“Pêcheur de perles”, d’Alain Finkielkraut : de l’art de citer
Dans le portrait qu’elle consacre à Walter Benjamin, Hannah Arendt intitule son hommage « Le Pêcheur de perles ». Plaçant en exergue une citation de La Tempête de Shakespeare (« Par cinq brasses sous les eaux / Ton père englouti sommeille / De ses os naît le corail / De ses yeux naissent les perles / Rien chez lui de corruptible / Dont la mer ne vienne à faire / Quelque trésor insolite… »), elle voit dans la passion de Benjamin pour la collection d’objets en tout genre, mais aussi de citations, le signe d’un rapport inédit au passé. Avec la perte de la tradition, écrit-elle, la « citabilité » du passé s’est substituée à sa « transmissibilité ». Qu’est-ce qui fait la force d’une citation pour nous qui sommes privés de l’assise d’une tradition ? Ce n’est plus une vérité qui s’impose à nous avec l’autorité de la chose jugée et de l’évidence. C’est un « viel os », « corruptible », qui remonte du fond des temps et dont il nous revient, à nous, par un œil vivant, grâce à la « violence de l’interprétation » et à la « force meurtrière d’idées nouvelles », ajoute Arendt, de lui donner « cette force inquiétante de s’installer par bribes dans le présent et de l’arracher à cette “fausse paix” qu’il devait à une complaisance béate ». Bref, d’en faire une perle.

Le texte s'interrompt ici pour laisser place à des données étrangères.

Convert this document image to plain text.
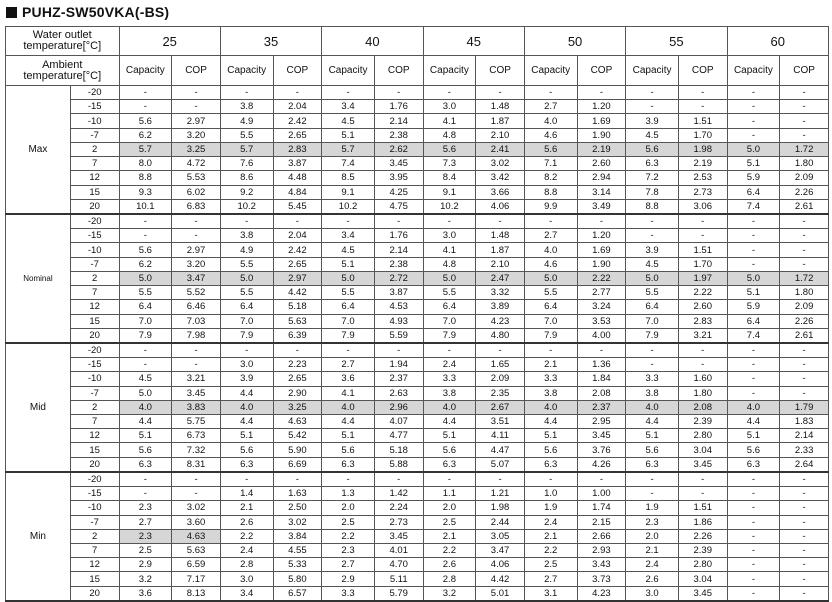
PUHZ-SW50VKA(-BS)
Water outlet temperature[°C]		25		35		40		45		50		55		60	
Ambient temperature[°C]		Capacity	COP	Capacity	COP	Capacity	COP	Capacity	COP	Capacity	COP	Capacity	COP	Capacity	COP
Max	-20	-	-	-	-	-	-	-	-	-	-	-	-	-	-
	-15	-	-	3.8	2.04	3.4	1.76	3.0	1.48	2.7	1.20	-	-	-	-
	-10	5.6	2.97	4.9	2.42	4.5	2.14	4.1	1.87	4.0	1.69	3.9	1.51	-	-
	-7	6.2	3.20	5.5	2.65	5.1	2.38	4.8	2.10	4.6	1.90	4.5	1.70	-	-
	2	5.7	3.25	5.7	2.83	5.7	2.62	5.6	2.41	5.6	2.19	5.6	1.98	5.0	1.72
	7	8.0	4.72	7.6	3.87	7.4	3.45	7.3	3.02	7.1	2.60	6.3	2.19	5.1	1.80
	12	8.8	5.53	8.6	4.48	8.5	3.95	8.4	3.42	8.2	2.94	7.2	2.53	5.9	2.09
	15	9.3	6.02	9.2	4.84	9.1	4.25	9.1	3.66	8.8	3.14	7.8	2.73	6.4	2.26
	20	10.1	6.83	10.2	5.45	10.2	4.75	10.2	4.06	9.9	3.49	8.8	3.06	7.4	2.61
Nominal	-20	-	-	-	-	-	-	-	-	-	-	-	-	-	-
	-15	-	-	3.8	2.04	3.4	1.76	3.0	1.48	2.7	1.20	-	-	-	-
	-10	5.6	2.97	4.9	2.42	4.5	2.14	4.1	1.87	4.0	1.69	3.9	1.51	-	-
	-7	6.2	3.20	5.5	2.65	5.1	2.38	4.8	2.10	4.6	1.90	4.5	1.70	-	-
	2	5.0	3.47	5.0	2.97	5.0	2.72	5.0	2.47	5.0	2.22	5.0	1.97	5.0	1.72
	7	5.5	5.52	5.5	4.42	5.5	3.87	5.5	3.32	5.5	2.77	5.5	2.22	5.1	1.80
	12	6.4	6.46	6.4	5.18	6.4	4.53	6.4	3.89	6.4	3.24	6.4	2.60	5.9	2.09
	15	7.0	7.03	7.0	5.63	7.0	4.93	7.0	4.23	7.0	3.53	7.0	2.83	6.4	2.26
	20	7.9	7.98	7.9	6.39	7.9	5.59	7.9	4.80	7.9	4.00	7.9	3.21	7.4	2.61
Mid	-20	-	-	-	-	-	-	-	-	-	-	-	-	-	-
	-15	-	-	3.0	2.23	2.7	1.94	2.4	1.65	2.1	1.36	-	-	-	-
	-10	4.5	3.21	3.9	2.65	3.6	2.37	3.3	2.09	3.3	1.84	3.3	1.60	-	-
	-7	5.0	3.45	4.4	2.90	4.1	2.63	3.8	2.35	3.8	2.08	3.8	1.80	-	-
	2	4.0	3.83	4.0	3.25	4.0	2.96	4.0	2.67	4.0	2.37	4.0	2.08	4.0	1.79
	7	4.4	5.75	4.4	4.63	4.4	4.07	4.4	3.51	4.4	2.95	4.4	2.39	4.4	1.83
	12	5.1	6.73	5.1	5.42	5.1	4.77	5.1	4.11	5.1	3.45	5.1	2.80	5.1	2.14
	15	5.6	7.32	5.6	5.90	5.6	5.18	5.6	4.47	5.6	3.76	5.6	3.04	5.6	2.33
	20	6.3	8.31	6.3	6.69	6.3	5.88	6.3	5.07	6.3	4.26	6.3	3.45	6.3	2.64
Min	-20	-	-	-	-	-	-	-	-	-	-	-	-	-	-
	-15	-	-	1.4	1.63	1.3	1.42	1.1	1.21	1.0	1.00	-	-	-	-
	-10	2.3	3.02	2.1	2.50	2.0	2.24	2.0	1.98	1.9	1.74	1.9	1.51	-	-
	-7	2.7	3.60	2.6	3.02	2.5	2.73	2.5	2.44	2.4	2.15	2.3	1.86	-	-
	2	2.3	4.63	2.2	3.84	2.2	3.45	2.1	3.05	2.1	2.66	2.0	2.26	-	-
	7	2.5	5.63	2.4	4.55	2.3	4.01	2.2	3.47	2.2	2.93	2.1	2.39	-	-
	12	2.9	6.59	2.8	5.33	2.7	4.70	2.6	4.06	2.5	3.43	2.4	2.80	-	-
	15	3.2	7.17	3.0	5.80	2.9	5.11	2.8	4.42	2.7	3.73	2.6	3.04	-	-
	20	3.6	8.13	3.4	6.57	3.3	5.79	3.2	5.01	3.1	4.23	3.0	3.45	-	-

En intitulant son dernier essai Pêcheur de perles (Gallimard) et en le scandant de quinze citations, allant de Tocqueville à Paul McCartney, susceptibles d’éclairer les grandes questions du moment, Alain Finkielkraut se place dans les pas de Benjamin et d’Arendt. Mais son essai s’ouvre sur deux entrées, plus personnelles, sur l’amour et la mort. Dans la première, illuminée par la formule de Valéry, « le cœur consiste à dépendre », il raconte la rupture évitée de justesse avec sa femme. Et s’adonne à une magnifique déclaration d’amour fondée sur l’emprise que celle qu’il désire et admire exerce sur lui. Dans la seconde, éclairée par Elias Canetti (« La mort est de Dieu, et elle a dévoré son père »), il confesse son angoisse d’être un jour en proie à la sénilité et se livre à une défense subtile et nuancée de l’euthanasie contre Michel Houellebecq et son propre penchant intellectuel à refuser de rendre la mort « disponible ». On aurait cependant apprécié, sur les treize autres entrées, qu’au lieu d’adopter la posture du moraliste vitupérant contre son temps, Finkielkraut conserve la mobilité de la sensibilité et de la pensée qui ouvre son essai et lui permet de transformer des citations en perles lumineuses.